Pour Gabriel Boric et son gouvernement, il vaudrait mieux que ce projet de nouvelle Constitution soit rejeté ce dimanche. Le président a annoncé qu’il n’enclencherait pas de troisième processus constitutionnel en cas de victoire du “non” ce dimanche. Un tel scénario serait certes perçu comme un échec politique pour le président (et la gauche chilienne) mais il lui permettrait de tourner la page de cet épisode constitutionnel et de retrouver une certaine marge de manœuvre pour le reste de son mandat.

Au contraire, si le projet de nouvelle Constitution venait a être adopté, Gabriel Boric et son gouvernement seraient alors contraints d’engager toute une série de projets de loi pour appliquer les nouvelles dispositions de la Constitution, ce qui pourrait occuper le pouvoir législatif pendant plusieurs années et “plomber” la présidence de Boric.

Le rejet du premier projet de Constitution avait forcé Gabriel Boric a remanié son gouvernement seulement neuf mois après le début de son mandat. Un imprévu qui a fragilisé la coalition politique du président et qui l’a exposé à des critiques de la part de la gauche alors que la polarisation politique s’est exacerbée autour de ce processus constitutionnel. La révision de la Constitution a en quelque sorte paralysé l’avancée des réformes souhaitées par Gabriel Boric, d’autant plus que le président chilien ne dispose pas d’une majorité suffisante au Parlement.
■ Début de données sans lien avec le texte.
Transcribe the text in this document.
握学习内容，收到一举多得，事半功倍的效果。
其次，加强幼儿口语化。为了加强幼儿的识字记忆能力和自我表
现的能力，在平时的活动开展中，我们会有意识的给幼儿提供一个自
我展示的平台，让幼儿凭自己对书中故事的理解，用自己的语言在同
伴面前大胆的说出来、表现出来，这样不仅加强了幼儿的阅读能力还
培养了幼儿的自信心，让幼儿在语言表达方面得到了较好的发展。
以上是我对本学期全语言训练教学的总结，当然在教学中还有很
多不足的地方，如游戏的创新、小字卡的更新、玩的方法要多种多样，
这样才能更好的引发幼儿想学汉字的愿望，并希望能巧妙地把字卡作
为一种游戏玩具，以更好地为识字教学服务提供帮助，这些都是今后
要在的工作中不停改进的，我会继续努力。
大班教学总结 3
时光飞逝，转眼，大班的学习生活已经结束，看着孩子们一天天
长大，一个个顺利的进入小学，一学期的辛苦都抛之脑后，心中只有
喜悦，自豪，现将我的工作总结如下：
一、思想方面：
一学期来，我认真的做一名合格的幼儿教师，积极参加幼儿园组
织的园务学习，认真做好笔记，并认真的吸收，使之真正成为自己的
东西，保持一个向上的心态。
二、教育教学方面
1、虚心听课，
Depuis deux ans, les affrontements politiques autour du processus constitutionnel semblent avoir alimenté le désintérêt et la méfiance des Chiliens envers une classe politique qui apparaît incapable de s’entendre pour le futur du pays. Une fois la page tournée, Gabriel Boric espère pouvoir faire avancer autrement les réformes demandées par les Chiliens ; cela pourrait passer par la formation d’un nouveau mouvement politique dans les premiers mois de 2024.